INA125: Problem with gain INA125P

Changing Rg resistor changes the gain, which directly affect the gain error and non-linearity - see below.

Using 1% tolerance resistor will cause the gain to be up to +/-1% in error.   Therefore, Gain=100 may be instead 99 or 101, which directly effects your Vout.

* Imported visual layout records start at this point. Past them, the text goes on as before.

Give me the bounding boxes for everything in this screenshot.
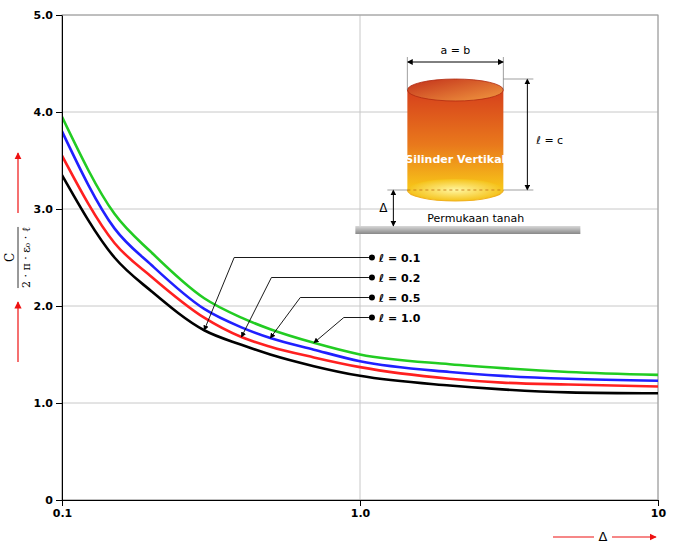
- plot-frame: [62, 15, 658, 500]
- dimension-line: [393, 190, 394, 226]
- inset-gap-label: Δ: [379, 201, 388, 215]
- legend-dot: [369, 315, 375, 321]
- chart: Silinder Vertikal a = b ℓ = c Permukaan tan…: [0, 0, 680, 550]
- y-tick-mark: [56, 306, 62, 307]
- y-title-arrow: [17, 302, 18, 362]
- y-tick-mark: [56, 500, 62, 501]
- legend-label: ℓ = 0.2: [378, 272, 421, 285]
- y-tick-label: 3.0: [34, 203, 54, 216]
- series-lines: [62, 117, 658, 393]
- x-tick-mark: [62, 500, 63, 506]
- ground: [355, 226, 580, 234]
- y-tick-mark: [56, 15, 62, 16]
- grid-line-y: [62, 112, 658, 113]
- y-tick: 4.0: [34, 106, 63, 119]
- x-title-patch: [594, 527, 612, 543]
- inset-ground-label: Permukaan tanah: [427, 212, 524, 225]
- y-tick-label: 4.0: [34, 106, 54, 119]
- y-title-denominator: 2 · π · ε₀ · ℓ: [20, 227, 33, 288]
- y-tick-mark: [56, 403, 62, 404]
- dimension-line: [527, 79, 528, 190]
- y-axis-line: [62, 16, 63, 501]
- series-line: [62, 117, 658, 375]
- x-tick-mark: [658, 500, 659, 506]
- y-axis-title: C2 · π · ε₀ · ℓ: [3, 227, 33, 288]
- x-tick: 1.0: [351, 500, 371, 520]
- y-tick: 2.0: [34, 300, 63, 313]
- legend-dot: [369, 295, 375, 301]
- extension-line: [387, 190, 407, 191]
- y-tick: 5.0: [34, 9, 63, 22]
- x-tick-mark: [360, 500, 361, 506]
- series-line: [62, 156, 658, 387]
- cylinder-body: [407, 90, 503, 190]
- y-tick: 3.0: [34, 203, 63, 216]
- grid: [62, 15, 658, 500]
- grid-line-y: [62, 403, 658, 404]
- x-axis-title: Δ: [599, 529, 608, 544]
- y-tick-label: 1.0: [34, 397, 54, 410]
- y-tick-label: 5.0: [34, 9, 54, 22]
- inset-title: Silinder Vertikal: [405, 153, 505, 166]
- y-tick-mark: [56, 209, 62, 210]
- y-tick: 0: [45, 494, 62, 507]
- extension-line: [407, 57, 408, 90]
- inset-height-label: ℓ = c: [535, 134, 563, 147]
- cylinder-bottom-dash: [407, 190, 503, 191]
- y-title-numerator: C: [3, 253, 17, 262]
- y-title-arrow: [17, 153, 18, 213]
- grid-line-y: [62, 306, 658, 307]
- cylinder-top: [407, 79, 503, 101]
- legend-label: ℓ = 0.5: [378, 292, 421, 305]
- x-tick-label: 0.1: [53, 507, 73, 520]
- legend-dot: [369, 275, 375, 281]
- x-tick-label: 10: [651, 507, 667, 520]
- y-axis: 0 1.0 2.0 3.0 4.0 5.0: [34, 9, 63, 507]
- cylinder-bottom: [407, 179, 503, 201]
- leader-line: [204, 258, 369, 331]
- leader-line: [241, 278, 369, 338]
- x-tick-label: 1.0: [351, 507, 371, 520]
- x-tick: 10: [651, 500, 667, 520]
- grid-line-y: [62, 209, 658, 210]
- legend: ℓ = 0.1 ℓ = 0.2 ℓ = 0.5 ℓ = 1.0: [204, 252, 421, 343]
- y-tick-mark: [56, 112, 62, 113]
- fraction-bar: [18, 227, 19, 288]
- extension-line: [503, 190, 533, 191]
- extension-line: [503, 57, 504, 90]
- extension-line: [503, 79, 533, 80]
- x-tick: 0.1: [53, 500, 73, 520]
- legend-label: ℓ = 0.1: [378, 252, 421, 265]
- legend-label: ℓ = 1.0: [378, 312, 421, 325]
- dimension-line: [407, 62, 503, 63]
- inset: Silinder Vertikal a = b ℓ = c Permukaan tan…: [355, 44, 580, 234]
- leader-line: [314, 318, 369, 343]
- y-tick-label: 2.0: [34, 300, 54, 313]
- legend-dot: [369, 255, 375, 261]
- x-axis: 0.1 1.0 10: [53, 500, 667, 520]
- cylinder-bottom-rim: [407, 190, 503, 201]
- y-tick: 1.0: [34, 397, 63, 410]
- y-tick-label: 0: [45, 494, 53, 507]
- series-line: [62, 131, 658, 380]
- inset-width-label: a = b: [440, 44, 470, 57]
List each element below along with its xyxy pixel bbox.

Hello! thanks for your response.

When I saw datasheet,I saw the tolerances,but my datas are illogicall,for example:

Rg= 216 ohms

G= 281.77

Vi(+)-Vi(-) = 0.0001 V

Vo Theoric= 0.02817 V

Vo Real= 0.0302 V

This problem is the same for All resistors less than 10K.What is the problem?

Thanks for your help.

user5079828,

Have you calibrated out the system error?  If not, you must factor in tolerances of the part itself like the input offset voltage.  Since you're applying 100uV input signal while the maximum input offset of INA125 is as much as +/-500uV, what you see at the output is Vout=Gain*(Vin+Vos) = 281.77*(100uV+/-500uV), thus Vout may be anywhere between 0.169062V and -0.112710V.  Therefore, 0.0302V output voltage you read is well within these limits and what you see means only that your input offset is 7.2uV; what you need to do is to short the inputs and first determine the total error by looking at the output, and then account for the error in your calculations.

Hi friend!

I just tried both inputs to grounds and my Vo is 0.0279V with a G=604.

When I connect a differential Input of 0.0001V,my Vo is 0.0786 V so my Voffset is 3.01 Exp(-5)

Why Vo with inputs to grounds is different if I put a differential input of 0.0001 value?

Assuming you have an exact gain of 604, with the inputs grounded, your input offset would be closer to Vos=0.0279/604=46.2uV then 30.1uV.

But in your measurement you do not account for the gain error; thus you first need to determine the actual gain and only then use it to calculate the input offset voltage. In order to determine the actual gain, apply a larger input voltage, for example 10mV, and use it together with zero input to calculate the gain.

Therefore, if for example, Vo=6.45V for  Vin=10mV, the actual gain would be: (6.45V-0.0279)/(10mV-0mV)=642.21 and thus Vos=0.0279V/642.21=43.44uV

Even if you do all of the above, you may still have some error due to non-linearity of the gain since gain changes slightly with the magnitude of the input signal.

I have tried with the following values:

Vin(+)-Vin(-)= 10 mV
Voffset=0.0280 V

Vo= G(Real)*(Vin(+)-Vin(-))+Voffset

6.04=G* (10mV)+0.0280
G (real) = 602.6 ---> Vnull=Voffset/602.6=46.46 uV

if Vin(+)-Vin(-) is 0.0001V :

Vo teoric= 0.08826 but my multimeter value Vo is 0.0798 so my Real Gain is 518.

Is the difference of gain normal? How can I improve this gain change?

Thanks!

I'm not sure if I follow what you have done here - the input offset voltage cannot possibly be 0.028V (unless it is the output error) and the gain cannot possibly be 518 instead of 604. Also, your equation is wrong - it should be: Vo= G(Real)*[Vin(+)-Vin(-)+Vinoffset].  But first, you must calculate the actual gain: G={Vo[@Vin=10mV]-Vo[@Vin=0V]}/10mV and ONLY then determine the input offset voltage.

If you need further assistance, please provide the actual Vo values for Vin=0 (both inputs grounded) and Vo for Vin=10mV and NOT theoritical Vo value of 6.04V.

If my two inputs are connected to Ground (0 V) :

Vo= 0.0280V

Rg=100 Ohms

If Vi(+)-Vi(-) = 10 mV :

Vo= 6.058 V

Rg=100 Ohms

Gain= (6.058-0.0280)/10 mV = 602.6

Voffset= 0.0280 /602.6 = 4.64 exp (-5)

If Vi(+)-Vi(-) = 0.0001V

 Theoric -->  Vo= G * (Vin(+) - Vin(-) +Voffset) = 602.6 * ( 0.0001 + 4.64Exp(-5) ) =  0.08826 V

 Real -->  Vo = 0.080V

How can I improve my output value?

if Vin(+) - Vi(-)  is big, the difference between theoretical and real Values increases or remains constant?